Concrete structures paper
Visintin, P & Oehlers, DJ 2014, 'Mechanics solutions for quantifying ductility and moment redistribution at all load levels', in ST Smith (ed.), 23rd Australasian Conference on the Mechanics of Structures and Materials (ACMSM23), vol. I, Byron Bay, NSW, 9-12 December, Southern Cross University, Lismore, NSW, pp. 301-306. ISBN: 9780994152008.

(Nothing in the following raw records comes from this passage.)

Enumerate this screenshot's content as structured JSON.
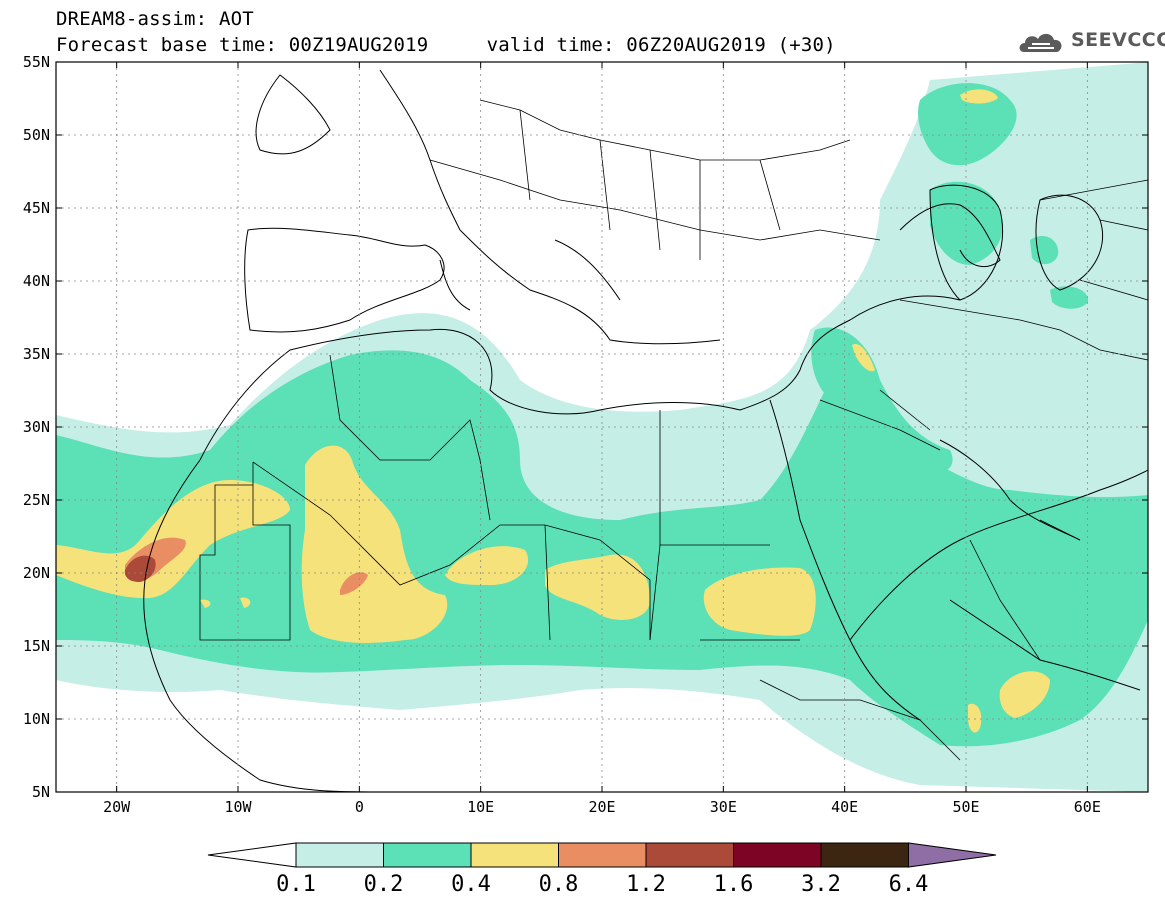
{
  "header": {
    "line1": "DREAM8-assim: AOT",
    "line2": "Forecast base time: 00Z19AUG2019     valid time: 06Z20AUG2019 (+30)"
  },
  "logo": {
    "text": "SEEVCCC",
    "icon": "cloud-icon"
  },
  "map": {
    "lon_range": [
      -25,
      65
    ],
    "lat_range": [
      5,
      55
    ],
    "lon_ticks": [
      {
        "value": -20,
        "label": "20W"
      },
      {
        "value": -10,
        "label": "10W"
      },
      {
        "value": 0,
        "label": "0"
      },
      {
        "value": 10,
        "label": "10E"
      },
      {
        "value": 20,
        "label": "20E"
      },
      {
        "value": 30,
        "label": "30E"
      },
      {
        "value": 40,
        "label": "40E"
      },
      {
        "value": 50,
        "label": "50E"
      },
      {
        "value": 60,
        "label": "60E"
      }
    ],
    "lat_ticks": [
      {
        "value": 5,
        "label": "5N"
      },
      {
        "value": 10,
        "label": "10N"
      },
      {
        "value": 15,
        "label": "15N"
      },
      {
        "value": 20,
        "label": "20N"
      },
      {
        "value": 25,
        "label": "25N"
      },
      {
        "value": 30,
        "label": "30N"
      },
      {
        "value": 35,
        "label": "35N"
      },
      {
        "value": 40,
        "label": "40N"
      },
      {
        "value": 45,
        "label": "45N"
      },
      {
        "value": 50,
        "label": "50N"
      },
      {
        "value": 55,
        "label": "55N"
      }
    ],
    "gridlines": "dotted"
  },
  "colorbar": {
    "labels": [
      "0.1",
      "0.2",
      "0.4",
      "0.8",
      "1.2",
      "1.6",
      "3.2",
      "6.4"
    ],
    "colors": [
      "#ffffff",
      "#c4eee6",
      "#5ce0b6",
      "#f6e27a",
      "#e88e62",
      "#ac4a3a",
      "#7d0424",
      "#3c2612",
      "#8e6ea4"
    ]
  }
}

For the efficient design of reinforced concrete beams and frames, moment redistribution is used to: reduce the absolute maximum magnitude of the moment in the critical region; equalise the critical moments at either side of interior columns and fully utilise the capacity of the non-critical regions of a member. Although important in design, moment redistribution has historically proved to be difficult to quantify due to the complexity of quantifying hinge rotations. In this paper a framework used to develop mechanics based equations to quantify the moment rotation characteristics of reinforced concrete hinges is presented. This framework directly applies partial interaction theory in the tension region to simulate the mechanisms associated with slip of the reinforcement relative to the surrounding concrete as cracks widen. While in the compression region, shear friction theory is used to describe the formation and failure of concrete softening wedges. Mechanics based solutions for moment redistribution at all load levels is presented and it is shown that at the ultimate limit state mechanics based closed form solutions simple enough for use in routine design can be developed.